TV: Broadchurch 2.1 (Newsom)


review by Tom Newsom (Twitter | Flickr | Blog)

It’s back! The every-award winning 2013 drama returns to ITV - under complete secrecy, as it happens. The channel decided to give as few details away as possible before the series started, instead wanting to keep the plot totally secret until viewers watched it for themselves - which in the days of countless trailers and RadioTimes.com is only to be applauded.

So I don’t want to spoil the amazing feeling of sitting down to watch something - a sequel! - and having no idea where it’s heading or how they’re continuing it. (If you haven’t watched it yet, then do so!) There was plenty of speculation at the time as to what the second series would be like. Surely not another murder? Well, no and yes, as it happens. When I heard that a lot of the same actors were appearing again, I was sceptical - would this be featuring yet another earth-shattering event to hit the town, cheapening the first? Well, again, yes and no.

I wouldn’t say it cheapens the first series, it extends it into a bigger story. Chris Chibnall confounds the critics by simply writing a direct sequel - what happens next in the realistic thriller, after the murderer’s been caught? They have to prove it. And some of the frankly stunning new cast names (Charlotte Rampling!) are playing lawyers, splendid.
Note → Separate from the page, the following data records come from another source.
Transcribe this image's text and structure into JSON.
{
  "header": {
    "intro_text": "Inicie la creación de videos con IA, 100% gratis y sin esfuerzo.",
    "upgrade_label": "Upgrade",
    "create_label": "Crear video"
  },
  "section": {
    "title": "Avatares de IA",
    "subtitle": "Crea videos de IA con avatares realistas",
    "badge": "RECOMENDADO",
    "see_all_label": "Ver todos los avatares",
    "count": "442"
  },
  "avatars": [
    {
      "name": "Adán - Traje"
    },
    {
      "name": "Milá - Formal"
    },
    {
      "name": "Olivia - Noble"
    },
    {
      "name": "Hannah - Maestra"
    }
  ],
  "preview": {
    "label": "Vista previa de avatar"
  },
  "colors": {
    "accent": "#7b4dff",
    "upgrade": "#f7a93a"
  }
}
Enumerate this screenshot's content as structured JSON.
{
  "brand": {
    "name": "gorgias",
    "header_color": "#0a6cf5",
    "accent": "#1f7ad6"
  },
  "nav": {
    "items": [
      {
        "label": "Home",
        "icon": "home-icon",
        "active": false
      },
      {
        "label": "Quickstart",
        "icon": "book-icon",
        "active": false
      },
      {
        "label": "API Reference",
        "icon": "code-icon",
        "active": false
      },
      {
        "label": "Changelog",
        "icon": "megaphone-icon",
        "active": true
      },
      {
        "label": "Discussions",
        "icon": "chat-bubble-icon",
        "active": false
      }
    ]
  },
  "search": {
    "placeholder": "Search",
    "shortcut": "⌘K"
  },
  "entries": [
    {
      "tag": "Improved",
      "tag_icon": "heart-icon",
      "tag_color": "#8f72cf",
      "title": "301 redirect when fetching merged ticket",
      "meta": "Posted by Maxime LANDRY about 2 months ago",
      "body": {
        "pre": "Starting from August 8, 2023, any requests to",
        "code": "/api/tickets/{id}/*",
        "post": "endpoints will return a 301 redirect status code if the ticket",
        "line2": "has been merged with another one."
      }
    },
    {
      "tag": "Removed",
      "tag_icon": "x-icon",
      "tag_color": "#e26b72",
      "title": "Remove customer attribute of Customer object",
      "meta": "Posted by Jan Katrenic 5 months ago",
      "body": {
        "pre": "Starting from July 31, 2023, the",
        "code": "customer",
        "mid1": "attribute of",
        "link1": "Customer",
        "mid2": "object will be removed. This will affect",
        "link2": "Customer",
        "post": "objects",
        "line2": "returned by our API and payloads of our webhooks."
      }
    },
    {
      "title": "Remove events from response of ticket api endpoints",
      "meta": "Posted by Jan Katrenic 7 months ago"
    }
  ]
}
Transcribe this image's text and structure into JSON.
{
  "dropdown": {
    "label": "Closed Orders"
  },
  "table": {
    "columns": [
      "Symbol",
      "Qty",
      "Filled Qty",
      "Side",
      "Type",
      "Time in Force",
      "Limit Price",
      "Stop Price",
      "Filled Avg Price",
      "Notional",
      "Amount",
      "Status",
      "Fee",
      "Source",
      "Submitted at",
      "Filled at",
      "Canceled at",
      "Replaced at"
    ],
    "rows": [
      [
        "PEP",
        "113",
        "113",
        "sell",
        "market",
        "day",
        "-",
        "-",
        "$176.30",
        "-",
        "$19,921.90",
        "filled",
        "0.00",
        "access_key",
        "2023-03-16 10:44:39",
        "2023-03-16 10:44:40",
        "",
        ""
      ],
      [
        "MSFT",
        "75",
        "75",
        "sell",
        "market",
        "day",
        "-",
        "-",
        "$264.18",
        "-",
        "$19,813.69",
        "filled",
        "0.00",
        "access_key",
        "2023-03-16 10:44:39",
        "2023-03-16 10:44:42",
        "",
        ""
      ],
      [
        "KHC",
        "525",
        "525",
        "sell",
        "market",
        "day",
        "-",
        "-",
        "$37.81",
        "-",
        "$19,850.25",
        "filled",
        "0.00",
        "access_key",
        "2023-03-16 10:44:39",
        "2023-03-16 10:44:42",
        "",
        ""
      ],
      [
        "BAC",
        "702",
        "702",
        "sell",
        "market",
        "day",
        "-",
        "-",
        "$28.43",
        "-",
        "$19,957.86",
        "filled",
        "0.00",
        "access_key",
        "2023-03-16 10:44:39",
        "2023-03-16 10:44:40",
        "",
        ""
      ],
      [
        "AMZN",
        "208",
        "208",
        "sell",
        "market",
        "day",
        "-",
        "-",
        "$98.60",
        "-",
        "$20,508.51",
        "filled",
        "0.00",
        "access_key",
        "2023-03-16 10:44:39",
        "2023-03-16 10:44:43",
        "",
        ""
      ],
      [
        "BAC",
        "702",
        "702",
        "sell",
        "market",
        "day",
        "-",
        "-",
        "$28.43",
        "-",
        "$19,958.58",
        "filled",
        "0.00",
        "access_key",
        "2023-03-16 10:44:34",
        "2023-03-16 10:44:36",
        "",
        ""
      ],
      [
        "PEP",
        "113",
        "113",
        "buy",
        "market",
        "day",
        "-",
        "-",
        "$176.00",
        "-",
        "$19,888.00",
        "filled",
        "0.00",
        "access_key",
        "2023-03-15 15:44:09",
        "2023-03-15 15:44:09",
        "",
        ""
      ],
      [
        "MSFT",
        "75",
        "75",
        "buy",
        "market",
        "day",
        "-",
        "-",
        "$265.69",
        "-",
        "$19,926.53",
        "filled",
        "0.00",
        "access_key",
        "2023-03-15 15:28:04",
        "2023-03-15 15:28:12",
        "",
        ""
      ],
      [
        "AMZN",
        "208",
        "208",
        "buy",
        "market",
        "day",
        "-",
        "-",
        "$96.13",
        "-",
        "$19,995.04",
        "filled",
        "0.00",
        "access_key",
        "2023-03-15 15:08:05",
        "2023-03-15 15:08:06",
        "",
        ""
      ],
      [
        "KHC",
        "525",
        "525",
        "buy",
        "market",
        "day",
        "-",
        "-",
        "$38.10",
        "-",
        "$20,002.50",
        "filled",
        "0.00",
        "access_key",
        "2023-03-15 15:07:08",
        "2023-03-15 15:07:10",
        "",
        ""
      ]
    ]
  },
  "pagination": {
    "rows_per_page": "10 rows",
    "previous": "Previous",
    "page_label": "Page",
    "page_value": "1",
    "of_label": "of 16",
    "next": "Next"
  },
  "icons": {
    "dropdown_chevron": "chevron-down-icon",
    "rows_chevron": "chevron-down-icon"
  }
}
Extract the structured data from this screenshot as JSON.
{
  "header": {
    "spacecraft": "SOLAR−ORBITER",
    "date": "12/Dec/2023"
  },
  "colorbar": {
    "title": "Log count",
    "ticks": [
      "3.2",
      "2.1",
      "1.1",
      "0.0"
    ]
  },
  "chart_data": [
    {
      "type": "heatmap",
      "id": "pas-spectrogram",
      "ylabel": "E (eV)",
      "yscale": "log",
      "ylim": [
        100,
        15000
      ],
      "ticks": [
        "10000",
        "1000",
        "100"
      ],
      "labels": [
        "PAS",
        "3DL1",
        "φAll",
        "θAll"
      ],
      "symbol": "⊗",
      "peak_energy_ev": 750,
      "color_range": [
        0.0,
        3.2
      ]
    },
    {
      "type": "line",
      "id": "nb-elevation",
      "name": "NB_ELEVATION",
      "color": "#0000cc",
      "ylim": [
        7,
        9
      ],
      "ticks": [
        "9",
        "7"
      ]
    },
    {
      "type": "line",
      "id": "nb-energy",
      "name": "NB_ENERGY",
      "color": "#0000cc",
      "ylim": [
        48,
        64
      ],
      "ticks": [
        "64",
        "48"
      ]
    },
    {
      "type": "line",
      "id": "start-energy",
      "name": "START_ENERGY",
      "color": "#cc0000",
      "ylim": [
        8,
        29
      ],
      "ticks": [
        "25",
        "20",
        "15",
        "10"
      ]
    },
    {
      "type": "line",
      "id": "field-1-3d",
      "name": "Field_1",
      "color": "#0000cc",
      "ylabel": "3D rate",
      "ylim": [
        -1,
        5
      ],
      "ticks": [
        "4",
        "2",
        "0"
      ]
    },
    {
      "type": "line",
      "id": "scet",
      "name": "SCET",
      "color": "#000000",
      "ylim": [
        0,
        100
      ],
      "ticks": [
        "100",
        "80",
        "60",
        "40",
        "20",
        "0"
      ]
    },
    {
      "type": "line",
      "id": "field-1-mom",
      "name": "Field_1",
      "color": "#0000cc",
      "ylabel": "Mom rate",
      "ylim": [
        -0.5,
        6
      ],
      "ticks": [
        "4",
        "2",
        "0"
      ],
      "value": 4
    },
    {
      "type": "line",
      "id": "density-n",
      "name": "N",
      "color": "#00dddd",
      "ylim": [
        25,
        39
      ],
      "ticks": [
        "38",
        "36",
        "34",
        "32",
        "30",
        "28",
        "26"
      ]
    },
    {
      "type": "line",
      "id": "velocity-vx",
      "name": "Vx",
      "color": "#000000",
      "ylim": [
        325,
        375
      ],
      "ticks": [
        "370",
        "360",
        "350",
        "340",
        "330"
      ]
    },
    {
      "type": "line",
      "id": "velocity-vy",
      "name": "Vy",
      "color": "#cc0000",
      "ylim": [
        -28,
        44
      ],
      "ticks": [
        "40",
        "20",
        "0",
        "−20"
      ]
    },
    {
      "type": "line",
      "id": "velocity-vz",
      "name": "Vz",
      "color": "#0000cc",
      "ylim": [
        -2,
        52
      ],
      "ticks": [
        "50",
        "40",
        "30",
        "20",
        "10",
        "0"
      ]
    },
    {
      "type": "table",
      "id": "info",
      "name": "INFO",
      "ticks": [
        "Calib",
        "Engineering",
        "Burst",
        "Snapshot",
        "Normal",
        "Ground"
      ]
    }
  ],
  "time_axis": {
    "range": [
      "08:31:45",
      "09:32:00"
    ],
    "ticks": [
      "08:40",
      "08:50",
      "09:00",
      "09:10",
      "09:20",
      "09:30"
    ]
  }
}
And then Broadchurch - and David Tennant’s character Alec Hardy - unearth their secrets yet again, revisiting old ground. As set-ups go, this one was unveiled perfectly, slowly drawing us back in over its running length - if somebody was to write a preview of it to entice viewers to watch it, they’d probably spoil the entire plot, so I’m glad they didn’t. And whilst there’s no murder in sight straight away (though I’d keep an eye on those bluebells), it’s absolutely the same show everybody flocked to back in 2013, even having the same director, writer, actors, location.

By keeping it exactly the same style of show, it feels even more natural a continuation - once the characters came back onto the screen, it seemed like they hadn’t been away. But it’s not just that - now series two is upon us, I’ve realised the two key ingredients to what makes Broadchurch the show it is, rather than the exceptional writing or the setting or, especially, a whodunit.

The first is that it’s edited like a music video at times, unlike almost any other mainstream drama. There’s barely any dialogue in some scenes. Instead there’s shots of people glowering at each other mysteriously, close-ups of details in the landscape, and music blaring at full volume. But what music! Olafur Arnalds’s moody soundtrack was praised in the last series, and shows up prominently again in this one. And really it makes the show and creates a lot of the atmosphere. It reaches a crescendo at every advert break every ten minutes, or sometimes after every scene. And why not? Other slow dramas have people boiling kettles or jogging in near silence, in a bid to make it seem more realistic. This one wants to make you feel.

And the second is, naturally, Olivia Colman - or rather, Olivia Colman’s character Ellie and her use of language. She swears. Her attitude in life involves swearing. When her and David Tennant’s characters are reunited in this episode, it becomes something else: funnier, for starters. Later, she tells him “your plan is shit” and “you’re a wanker”. And in a way she’s right, and we love her for it. And she’s so un-ITV. Ellie’s almost been our eyes and ears through the investigation of the first series, we’ve been through her journey too, which will make it all the more rewarding to see how she copes now.

The first series was all about seeing how one small town dealt with the murder investigation of one of its residents, with our suspicions lying on all of them at some point during it. The main focus was realism, something that is strongly in focus here. Gone is the grief, replaced in the parents by regret and anger and bitterness.

Not that you’ll regret watching this, I might add, it’s glorious. If the series keeps this up, it’ll be among the top dramas of the year - again. I was slightly surprised that, in showing the identity of the murderer again, this episode would literally spoil the whodunit of the first series. But then as the characters themselves say, everybody has heard of the story of the ‘boy on the beach’. Everybody saw the first series. And now everybody needs to see this.